Let's prepare teenagers for their future, not our past
To thrive in an era defined by generative artificial intelligence, New Zealand’s educational policy must pivot from a focus on fully prescribed content delivery to the cultivation of "human-only" cognitive virtues. Particularly for students aged 13 to 18, the curriculum should prioritise meta-skills—specifically intellectual bravery, the capacity for calculated risk, and the ability to utilise technology as a collaborative partner for creative synthesis. The goal is to develop graduates who do not merely compete with machines in speed and accuracy, but who lead them through superior systems thinking, quality questioning, ethical judgment, and an unbreakable emotional resilience born from "productive failure."
Ideal Future-prepared Learning
Productive Failure and Risk-Seeking: Cultivating a mindset where intellectual risks are encouraged and "celebrated" as the primary vehicle for neural growth and innovation.
Metacognition and Evaluative Thinking: Moving beyond "knowing facts" to understanding how one learns, including the ability to critically assess AI-generated outputs for bias and accuracy.
Systems and Design Thinking and Ethical Stewardship: Understanding the interconnectedness of global challenges and the ethical implications of designing and deploying automated systems in society.
High-Order Creativity: Developing the capacity for divergent thinking and original "conceptual leaps" that AI—which functions on probability—cannot replicate.
Adaptive Resilience: Developing the emotional fortitude to navigate a volatile labor market by treating education as a continuous, iterative process rather than a static credential.

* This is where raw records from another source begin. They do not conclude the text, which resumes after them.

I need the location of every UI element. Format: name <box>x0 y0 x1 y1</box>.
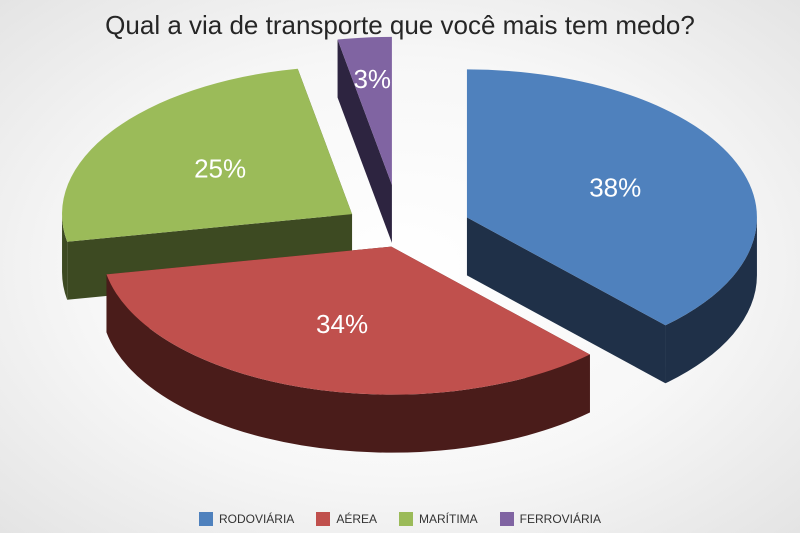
legend-item-rodoviaria: RODOVIÁRIA <box>198 512 295 526</box>
legend-swatch-aerea <box>316 512 331 526</box>
slice-rodoviaria <box>466 69 757 326</box>
data-label-ferroviaria: 3% <box>353 64 391 94</box>
legend-label-ferroviaria: FERROVIÁRIA <box>519 512 602 526</box>
slice-rim-maritima <box>62 214 68 300</box>
legend-swatch-ferroviaria <box>499 512 514 526</box>
legend-label-rodoviaria: RODOVIÁRIA <box>218 512 295 526</box>
data-label-aerea: 34% <box>316 309 368 339</box>
legend-swatch-maritima <box>399 512 413 526</box>
slice-maritima <box>62 68 353 242</box>
slice-aerea <box>106 246 590 395</box>
slice-labels: 38% 34% 25% 3% <box>194 64 641 339</box>
slice-wall-ferroviaria-0 <box>337 39 392 243</box>
chart-legend: RODOVIÁRIA AÉREA MARÍTIMA FERROVIÁRIA <box>0 512 800 526</box>
legend-swatch-rodoviaria <box>198 512 213 526</box>
slice-tops <box>62 36 757 395</box>
slice-rim-aerea <box>106 274 590 453</box>
slice-rim-rodoviaria <box>665 217 757 384</box>
pie-chart: 38% 34% 25% 3% <box>62 36 757 453</box>
legend-label-aerea: AÉREA <box>336 512 377 526</box>
legend-item-maritima: MARÍTIMA <box>399 512 478 526</box>
data-label-maritima: 25% <box>194 153 246 183</box>
slice-ferroviaria <box>337 36 392 185</box>
chart-title: Qual a via de transporte que você mais t… <box>105 10 695 40</box>
legend-item-ferroviaria: FERROVIÁRIA <box>499 512 602 526</box>
legend-item-aerea: AÉREA <box>316 512 377 526</box>
slice-wall-rodoviaria-1 <box>466 217 666 384</box>
data-label-rodoviaria: 38% <box>589 172 641 202</box>
legend-label-maritima: MARÍTIMA <box>419 512 478 526</box>
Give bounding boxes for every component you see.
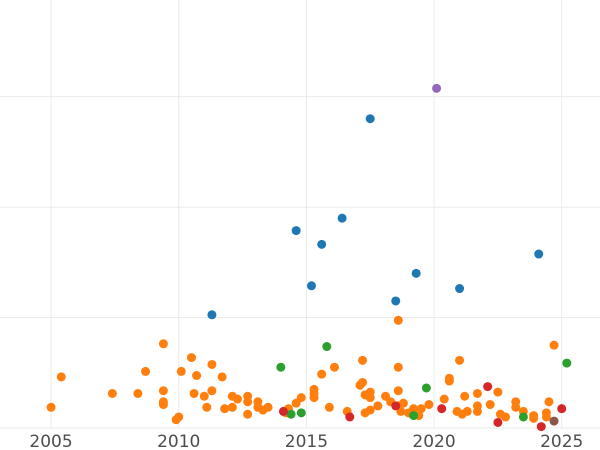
data-point [439,394,449,404]
data-point [455,355,465,365]
x-tick-label: 2010 [157,432,200,450]
data-point [263,402,273,412]
x-tick-label: 2025 [540,432,583,450]
data-point [437,404,447,414]
data-point [472,401,482,411]
data-point [329,362,339,372]
x-tick-label: 2015 [285,432,328,450]
data-point [393,362,403,372]
data-point [176,366,186,376]
data-point [199,391,209,401]
data-point [549,340,559,350]
data-point [544,397,554,407]
data-point [46,402,56,412]
data-point [455,284,465,294]
data-point [202,402,212,412]
data-point [462,406,472,416]
data-point [192,371,202,381]
data-point [365,114,375,124]
data-point [493,417,503,427]
data-point [217,372,227,382]
data-point [493,387,503,397]
data-point [309,384,319,394]
data-point [207,386,217,396]
data-point [296,408,306,418]
data-point [411,268,421,278]
data-point [562,358,572,368]
data-point [158,400,168,410]
data-point [286,409,296,419]
data-point [141,366,151,376]
data-point [511,402,521,412]
data-point [296,393,306,403]
data-point [317,369,327,379]
data-point [393,386,403,396]
data-point [243,397,253,407]
data-point [232,394,242,404]
data-point [409,404,419,414]
data-point [358,355,368,365]
data-point [460,391,470,401]
data-point [358,377,368,387]
data-point [186,353,196,363]
data-point [322,342,332,352]
data-point [416,404,426,414]
data-point [432,83,442,93]
data-point [485,400,495,410]
data-point [536,422,546,432]
data-point [391,296,401,306]
data-point [189,388,199,398]
data-point [158,339,168,349]
data-point [365,393,375,403]
data-point [337,213,347,223]
x-tick-label: 2020 [412,432,455,450]
data-point [220,404,230,414]
data-point [541,412,551,422]
data-point [391,401,401,411]
data-point [207,310,217,320]
data-point [483,382,493,392]
data-point [518,412,528,422]
data-point [421,383,431,393]
data-point [529,413,539,423]
data-point [393,315,403,325]
grid [0,0,600,429]
data-point [158,386,168,396]
data-point [398,398,408,408]
data-point [107,388,117,398]
data-point [373,401,383,411]
data-point [409,411,419,421]
data-point [174,412,184,422]
data-point [56,372,66,382]
data-point [291,226,301,236]
data-point [365,405,375,415]
data-point [501,412,511,422]
data-point [276,362,286,372]
data-point [317,239,327,249]
data-point [227,402,237,412]
x-tick-label: 2005 [29,432,72,450]
data-point [424,400,434,410]
data-point [324,402,334,412]
data-points [46,83,572,432]
data-point [306,281,316,291]
data-point [243,409,253,419]
x-axis-ticks: 2005 2010 2015 2020 2025 [29,432,583,450]
data-point [345,412,355,422]
data-point [278,406,288,416]
data-point [534,249,544,259]
data-point [472,388,482,398]
data-point [207,359,217,369]
data-point [549,416,559,426]
data-point [133,388,143,398]
data-point [557,404,567,414]
data-point [444,373,454,383]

The recent NCEA replacement plans risk anchoring New Zealand’s youth to an industrial-era model that prioritises standardised testing, rote recall, and cognitive compliance. By narrowing the focus to high-stakes, traditional assessments, the system creates "cognitive fragility," where students are incentivised to avoid the very risks necessary for breakthrough innovation and creativity. This approach ignores the urgent need for an iterative, interdisciplinary, project-based curriculum that reflects the realities and likely experience of a post-AI workforce. This threatens New Zealand’s future economic benefit by producing graduates who lack the "entrepreneurial grit" required for a weightless, tech-driven economy.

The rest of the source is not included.